Neben lose zusammengestellten Fotografien befinden sich auch viele im strukturellen Zusammenhang von Fotoalben. Dabei bieten fünf prachtvoll eingebundene Fotoalben Raum für Fotografien im kleinen Visitenkarten- und größeren Kabinettformat. Ein besonders kunstvoll eingebundenes beinhaltet neben den vorgesehenen Fotografien im Kabinettformat aus seiner Entstehungszeit auch spätere Fotografien, die anderen Formatkonventionen entsprechen – es wurde wohl als wertvoller Besitz geschätzt und viele Jahrzehnte lang weiter verwendet.

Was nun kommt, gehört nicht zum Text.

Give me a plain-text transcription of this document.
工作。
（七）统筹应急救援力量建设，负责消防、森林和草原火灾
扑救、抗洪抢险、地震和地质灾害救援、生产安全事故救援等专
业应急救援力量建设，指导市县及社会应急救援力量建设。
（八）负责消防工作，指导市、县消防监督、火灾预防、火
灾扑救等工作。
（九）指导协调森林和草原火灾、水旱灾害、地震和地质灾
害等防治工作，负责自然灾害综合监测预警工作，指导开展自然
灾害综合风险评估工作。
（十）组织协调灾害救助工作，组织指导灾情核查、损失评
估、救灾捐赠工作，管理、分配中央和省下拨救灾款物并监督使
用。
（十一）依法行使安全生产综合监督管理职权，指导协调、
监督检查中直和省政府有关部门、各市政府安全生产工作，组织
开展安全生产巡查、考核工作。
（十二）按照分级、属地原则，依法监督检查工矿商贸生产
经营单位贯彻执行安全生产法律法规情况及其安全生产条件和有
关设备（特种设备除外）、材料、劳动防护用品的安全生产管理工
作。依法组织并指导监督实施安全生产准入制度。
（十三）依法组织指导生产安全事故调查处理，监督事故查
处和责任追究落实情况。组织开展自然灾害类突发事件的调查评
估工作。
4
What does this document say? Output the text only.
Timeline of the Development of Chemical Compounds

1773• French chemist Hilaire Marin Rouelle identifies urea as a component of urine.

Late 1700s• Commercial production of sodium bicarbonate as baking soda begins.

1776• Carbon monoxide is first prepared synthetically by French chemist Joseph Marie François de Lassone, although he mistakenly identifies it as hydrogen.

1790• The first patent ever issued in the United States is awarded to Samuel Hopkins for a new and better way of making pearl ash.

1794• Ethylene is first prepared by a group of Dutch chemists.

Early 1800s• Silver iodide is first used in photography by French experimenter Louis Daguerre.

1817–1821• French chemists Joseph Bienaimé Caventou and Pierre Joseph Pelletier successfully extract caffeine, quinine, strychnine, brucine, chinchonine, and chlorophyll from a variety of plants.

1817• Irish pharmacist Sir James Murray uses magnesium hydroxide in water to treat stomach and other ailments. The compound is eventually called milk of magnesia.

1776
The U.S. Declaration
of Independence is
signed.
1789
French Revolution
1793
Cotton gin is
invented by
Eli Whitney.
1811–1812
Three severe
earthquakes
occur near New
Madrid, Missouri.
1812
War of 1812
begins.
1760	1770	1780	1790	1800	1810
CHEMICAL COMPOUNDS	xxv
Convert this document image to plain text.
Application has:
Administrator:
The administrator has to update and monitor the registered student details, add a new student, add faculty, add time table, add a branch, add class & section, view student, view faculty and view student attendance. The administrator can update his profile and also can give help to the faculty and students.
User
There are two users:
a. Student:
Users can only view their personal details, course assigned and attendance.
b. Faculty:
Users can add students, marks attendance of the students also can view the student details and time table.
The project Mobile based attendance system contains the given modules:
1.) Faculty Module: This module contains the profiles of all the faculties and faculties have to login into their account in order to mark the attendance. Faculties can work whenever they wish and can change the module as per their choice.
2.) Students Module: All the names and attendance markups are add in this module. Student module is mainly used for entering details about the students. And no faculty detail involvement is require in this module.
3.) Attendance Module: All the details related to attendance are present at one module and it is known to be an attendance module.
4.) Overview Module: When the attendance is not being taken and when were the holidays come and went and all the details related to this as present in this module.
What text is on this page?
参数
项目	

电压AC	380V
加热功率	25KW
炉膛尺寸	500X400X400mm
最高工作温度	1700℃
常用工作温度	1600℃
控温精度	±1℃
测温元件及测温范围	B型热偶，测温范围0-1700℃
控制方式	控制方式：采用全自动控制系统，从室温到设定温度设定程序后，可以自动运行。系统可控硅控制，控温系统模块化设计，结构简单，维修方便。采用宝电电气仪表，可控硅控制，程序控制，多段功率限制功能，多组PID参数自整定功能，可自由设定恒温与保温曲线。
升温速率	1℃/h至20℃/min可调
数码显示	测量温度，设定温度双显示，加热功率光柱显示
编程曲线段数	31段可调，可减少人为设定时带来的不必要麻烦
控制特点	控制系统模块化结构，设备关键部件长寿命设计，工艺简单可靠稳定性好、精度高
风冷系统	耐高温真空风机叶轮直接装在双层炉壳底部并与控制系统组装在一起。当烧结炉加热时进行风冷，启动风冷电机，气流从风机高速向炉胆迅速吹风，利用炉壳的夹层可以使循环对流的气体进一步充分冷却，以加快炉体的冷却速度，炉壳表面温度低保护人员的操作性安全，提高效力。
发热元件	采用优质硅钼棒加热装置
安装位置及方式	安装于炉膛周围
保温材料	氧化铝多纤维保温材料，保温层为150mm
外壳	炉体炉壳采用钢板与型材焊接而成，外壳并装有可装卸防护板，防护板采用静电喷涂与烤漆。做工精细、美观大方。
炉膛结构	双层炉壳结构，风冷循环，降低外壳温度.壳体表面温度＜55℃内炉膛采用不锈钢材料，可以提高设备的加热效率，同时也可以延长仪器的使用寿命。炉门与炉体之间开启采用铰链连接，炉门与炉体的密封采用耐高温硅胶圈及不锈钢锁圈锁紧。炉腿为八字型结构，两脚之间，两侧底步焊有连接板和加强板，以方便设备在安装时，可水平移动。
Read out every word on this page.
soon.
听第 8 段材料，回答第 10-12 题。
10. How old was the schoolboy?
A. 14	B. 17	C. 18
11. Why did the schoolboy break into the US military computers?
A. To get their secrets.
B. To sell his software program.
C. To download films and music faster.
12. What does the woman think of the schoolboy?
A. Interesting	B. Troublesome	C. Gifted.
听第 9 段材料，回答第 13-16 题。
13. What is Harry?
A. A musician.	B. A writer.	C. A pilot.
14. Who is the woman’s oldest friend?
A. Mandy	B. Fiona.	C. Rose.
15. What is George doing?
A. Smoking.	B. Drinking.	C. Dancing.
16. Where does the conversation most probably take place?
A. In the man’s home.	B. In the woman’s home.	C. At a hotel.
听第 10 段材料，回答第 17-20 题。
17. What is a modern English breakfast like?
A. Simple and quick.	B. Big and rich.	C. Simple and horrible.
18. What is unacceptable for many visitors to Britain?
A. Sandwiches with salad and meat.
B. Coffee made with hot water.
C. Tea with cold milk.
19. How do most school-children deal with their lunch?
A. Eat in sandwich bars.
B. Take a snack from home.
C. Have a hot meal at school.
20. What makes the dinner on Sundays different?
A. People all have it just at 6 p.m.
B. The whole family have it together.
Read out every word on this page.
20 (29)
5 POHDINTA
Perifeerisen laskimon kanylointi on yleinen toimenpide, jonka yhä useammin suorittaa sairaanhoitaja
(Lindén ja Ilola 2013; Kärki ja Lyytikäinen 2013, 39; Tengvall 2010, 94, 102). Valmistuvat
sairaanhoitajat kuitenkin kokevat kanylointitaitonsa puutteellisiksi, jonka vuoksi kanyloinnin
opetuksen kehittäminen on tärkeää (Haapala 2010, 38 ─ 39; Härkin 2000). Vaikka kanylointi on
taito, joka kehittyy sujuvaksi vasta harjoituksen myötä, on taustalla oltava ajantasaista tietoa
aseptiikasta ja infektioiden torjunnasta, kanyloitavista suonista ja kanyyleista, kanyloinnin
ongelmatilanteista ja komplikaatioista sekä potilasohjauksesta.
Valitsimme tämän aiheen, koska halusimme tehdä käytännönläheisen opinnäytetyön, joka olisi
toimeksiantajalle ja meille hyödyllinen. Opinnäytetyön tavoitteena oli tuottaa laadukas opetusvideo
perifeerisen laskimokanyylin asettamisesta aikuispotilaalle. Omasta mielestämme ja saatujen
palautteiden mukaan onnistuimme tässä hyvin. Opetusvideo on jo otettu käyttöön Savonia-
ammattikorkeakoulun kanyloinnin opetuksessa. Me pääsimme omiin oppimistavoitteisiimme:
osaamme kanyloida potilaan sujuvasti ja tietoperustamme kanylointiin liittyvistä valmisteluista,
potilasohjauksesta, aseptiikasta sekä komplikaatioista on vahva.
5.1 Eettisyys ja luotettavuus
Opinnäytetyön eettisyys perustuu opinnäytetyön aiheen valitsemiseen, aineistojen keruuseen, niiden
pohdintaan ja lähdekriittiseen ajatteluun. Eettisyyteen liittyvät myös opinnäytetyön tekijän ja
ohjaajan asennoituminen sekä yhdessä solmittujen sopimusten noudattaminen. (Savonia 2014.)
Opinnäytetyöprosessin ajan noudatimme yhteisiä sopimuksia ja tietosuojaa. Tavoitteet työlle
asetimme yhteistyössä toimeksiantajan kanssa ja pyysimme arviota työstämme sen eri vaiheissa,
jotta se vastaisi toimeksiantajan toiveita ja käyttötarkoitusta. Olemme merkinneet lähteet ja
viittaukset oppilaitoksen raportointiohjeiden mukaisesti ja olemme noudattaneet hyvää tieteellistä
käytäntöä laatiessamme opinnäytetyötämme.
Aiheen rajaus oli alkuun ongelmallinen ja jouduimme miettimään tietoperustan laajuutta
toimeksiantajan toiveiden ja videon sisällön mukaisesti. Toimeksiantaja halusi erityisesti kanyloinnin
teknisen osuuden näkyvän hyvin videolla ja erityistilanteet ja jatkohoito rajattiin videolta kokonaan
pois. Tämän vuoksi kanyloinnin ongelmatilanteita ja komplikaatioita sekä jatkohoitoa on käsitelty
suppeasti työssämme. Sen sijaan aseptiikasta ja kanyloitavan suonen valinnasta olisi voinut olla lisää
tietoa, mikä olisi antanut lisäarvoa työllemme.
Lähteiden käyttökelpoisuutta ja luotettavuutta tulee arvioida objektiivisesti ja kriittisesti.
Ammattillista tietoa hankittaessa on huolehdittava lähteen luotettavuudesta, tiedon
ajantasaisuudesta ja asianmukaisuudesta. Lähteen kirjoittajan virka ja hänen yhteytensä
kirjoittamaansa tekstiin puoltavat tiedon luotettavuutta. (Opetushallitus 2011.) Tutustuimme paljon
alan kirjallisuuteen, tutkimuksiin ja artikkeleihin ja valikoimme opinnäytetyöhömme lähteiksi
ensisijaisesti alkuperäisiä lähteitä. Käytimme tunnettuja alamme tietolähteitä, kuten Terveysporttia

Schmuckstücke im Kleinformat
Über Jahrhunderte wurden Bildnisse als Gemälde oder Grafik angefertigt. Im 18. Jahrhundert setzte sich für intime Porträts, die als Erinnerungsstück innerhalb der Familie, zwischen Liebenden oder Freunden verschenkt wurden, die Miniaturmalerei durch. Diese häufig ovalen Porträts maßen selten mehr als 10 cm und erlaubten so eine intimere Verbindung zum Betrachter als großformatige Repräsentationsgemälde. In kunstvollen Rahmen, die auch klappbar sein konnten, waren Miniaturen außerdem hochgradig transportabel.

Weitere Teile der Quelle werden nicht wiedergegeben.